Da der Vorgang nicht beobachtbar ist, wurde er im Computer simuliert. Der F1-Teil des F-ATPs wurde dafür Atom für Atom im Rechner nachgebaut, mit Wassermolekülen (blaue Punkte in Abb. 2) und gelösten Salzionen (rote und gelbe Punkte) umgeben, damit sich das virtuelle Protein richtig zu Hause fühlen konnte. Die Bewegungen des Modells aus 200 000 Atomen wurde dann in einer so genannten Molekulardynamiksimulation genau berechnet. Die Simulation auf einem Hochleistungsparallelrechner mit 120 Prozessoren der Gesellschaft für Wissenschaftliche Datenverarbeitung (GWDG) benötigte dann zwei Jahre Rechenzeit.

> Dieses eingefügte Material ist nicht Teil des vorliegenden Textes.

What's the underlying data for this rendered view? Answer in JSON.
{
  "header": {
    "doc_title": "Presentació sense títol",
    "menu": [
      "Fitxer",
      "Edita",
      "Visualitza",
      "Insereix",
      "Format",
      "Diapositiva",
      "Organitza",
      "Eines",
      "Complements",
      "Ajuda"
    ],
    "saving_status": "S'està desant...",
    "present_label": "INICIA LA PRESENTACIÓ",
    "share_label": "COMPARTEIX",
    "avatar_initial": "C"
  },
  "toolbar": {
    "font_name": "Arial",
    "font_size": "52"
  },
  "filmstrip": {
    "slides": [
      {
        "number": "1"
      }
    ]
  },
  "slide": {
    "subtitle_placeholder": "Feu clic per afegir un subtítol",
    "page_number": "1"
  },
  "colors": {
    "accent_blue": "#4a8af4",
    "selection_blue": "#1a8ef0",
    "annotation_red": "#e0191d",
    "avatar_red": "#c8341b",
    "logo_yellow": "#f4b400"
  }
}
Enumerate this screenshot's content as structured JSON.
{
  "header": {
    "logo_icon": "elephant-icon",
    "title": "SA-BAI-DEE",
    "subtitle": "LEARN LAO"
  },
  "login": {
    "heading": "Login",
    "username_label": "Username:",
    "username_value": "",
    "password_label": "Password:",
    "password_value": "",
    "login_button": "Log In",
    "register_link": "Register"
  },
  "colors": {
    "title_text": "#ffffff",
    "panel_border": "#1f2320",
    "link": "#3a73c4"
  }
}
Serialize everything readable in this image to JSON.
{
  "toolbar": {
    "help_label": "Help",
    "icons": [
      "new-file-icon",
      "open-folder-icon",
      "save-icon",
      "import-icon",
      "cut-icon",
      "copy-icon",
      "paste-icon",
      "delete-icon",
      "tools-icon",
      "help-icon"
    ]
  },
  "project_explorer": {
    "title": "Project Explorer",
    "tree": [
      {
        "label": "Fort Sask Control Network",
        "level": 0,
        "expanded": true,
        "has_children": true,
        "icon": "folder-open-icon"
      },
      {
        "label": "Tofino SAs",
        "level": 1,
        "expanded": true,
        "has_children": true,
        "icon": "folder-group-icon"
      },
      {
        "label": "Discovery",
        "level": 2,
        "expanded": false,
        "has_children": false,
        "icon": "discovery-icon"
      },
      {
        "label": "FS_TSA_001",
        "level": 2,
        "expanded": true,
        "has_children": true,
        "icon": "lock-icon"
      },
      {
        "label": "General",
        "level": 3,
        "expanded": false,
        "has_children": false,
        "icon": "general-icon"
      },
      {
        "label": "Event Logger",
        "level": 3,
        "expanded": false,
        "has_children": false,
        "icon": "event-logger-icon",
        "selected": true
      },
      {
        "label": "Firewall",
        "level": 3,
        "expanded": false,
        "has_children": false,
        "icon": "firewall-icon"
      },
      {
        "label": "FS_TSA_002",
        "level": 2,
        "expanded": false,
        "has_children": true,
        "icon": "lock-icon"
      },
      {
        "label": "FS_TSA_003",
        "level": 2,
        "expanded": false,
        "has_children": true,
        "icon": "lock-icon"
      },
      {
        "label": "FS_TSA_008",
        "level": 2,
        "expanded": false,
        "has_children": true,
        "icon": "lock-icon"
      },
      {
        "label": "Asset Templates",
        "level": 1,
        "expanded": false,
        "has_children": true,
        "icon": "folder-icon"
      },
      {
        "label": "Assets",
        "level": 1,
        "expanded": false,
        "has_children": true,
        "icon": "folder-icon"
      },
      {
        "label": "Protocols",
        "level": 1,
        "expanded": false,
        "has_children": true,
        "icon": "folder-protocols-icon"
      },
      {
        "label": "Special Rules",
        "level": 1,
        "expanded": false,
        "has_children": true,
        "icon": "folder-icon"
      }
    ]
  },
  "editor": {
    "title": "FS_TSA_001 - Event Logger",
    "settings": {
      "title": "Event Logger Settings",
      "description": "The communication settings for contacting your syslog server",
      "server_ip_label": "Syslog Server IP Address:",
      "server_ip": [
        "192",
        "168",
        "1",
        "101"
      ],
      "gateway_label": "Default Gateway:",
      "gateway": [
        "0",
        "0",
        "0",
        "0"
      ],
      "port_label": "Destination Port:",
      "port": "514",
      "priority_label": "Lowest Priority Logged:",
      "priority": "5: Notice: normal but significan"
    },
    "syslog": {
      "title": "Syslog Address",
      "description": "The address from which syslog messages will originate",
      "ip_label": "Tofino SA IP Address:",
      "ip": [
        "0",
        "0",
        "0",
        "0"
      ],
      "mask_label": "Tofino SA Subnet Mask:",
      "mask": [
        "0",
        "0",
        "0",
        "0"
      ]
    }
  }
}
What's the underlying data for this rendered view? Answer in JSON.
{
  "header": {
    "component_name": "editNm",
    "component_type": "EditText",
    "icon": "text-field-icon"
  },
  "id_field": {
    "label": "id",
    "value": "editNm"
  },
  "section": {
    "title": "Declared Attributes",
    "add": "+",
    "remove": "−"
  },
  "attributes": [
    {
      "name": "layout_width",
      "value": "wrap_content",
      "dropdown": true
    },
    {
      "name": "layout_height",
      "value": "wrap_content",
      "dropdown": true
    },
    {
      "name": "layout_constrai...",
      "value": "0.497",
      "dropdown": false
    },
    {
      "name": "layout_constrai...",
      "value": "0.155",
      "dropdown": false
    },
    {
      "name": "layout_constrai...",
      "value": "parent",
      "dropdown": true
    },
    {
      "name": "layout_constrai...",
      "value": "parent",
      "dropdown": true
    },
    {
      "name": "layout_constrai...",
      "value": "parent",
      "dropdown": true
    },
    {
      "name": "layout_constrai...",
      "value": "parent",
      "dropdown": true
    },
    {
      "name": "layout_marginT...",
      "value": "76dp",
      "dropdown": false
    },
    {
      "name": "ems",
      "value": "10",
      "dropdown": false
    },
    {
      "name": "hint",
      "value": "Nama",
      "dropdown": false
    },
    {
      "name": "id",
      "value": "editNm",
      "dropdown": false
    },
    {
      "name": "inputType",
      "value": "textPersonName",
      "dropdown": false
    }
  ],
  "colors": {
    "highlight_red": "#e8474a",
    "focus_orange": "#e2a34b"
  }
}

Die Simulation ergab neben vielen anderen Erkenntnissen, dass die leeren beta-Untereinheiten sehr schnell wieder zurückschnappen. Die Analogie zum Ottomotor wurde dadurch noch genauer. Auch dort werden die Kolben nicht erst durch das Einströmen des Benzin-Luft-Gemisches nach oben bewegt, sondern bereits vorher durch die Kurbelwelle. Wissenschaftler der Cornell-Universität in den USA haben die Geschwindigkeit dieses molekularen Rotors berechnet. Sie kamen auf vier Umdrehungen pro Sekunde.

"Für den Apotheker hat das noch keine Bedeutung", sagt Grubmüller. Ein Arzneimittel könne man damit nicht machen. Der Leiter der Arbeitsgruppe weigert sich auch standhaft, über mögliche zukünftige Anwendungen dieses Nanomotors zu spekulieren. Es sei wunderschöne Grundlagenforschung, mehr nicht, zumindest bisher.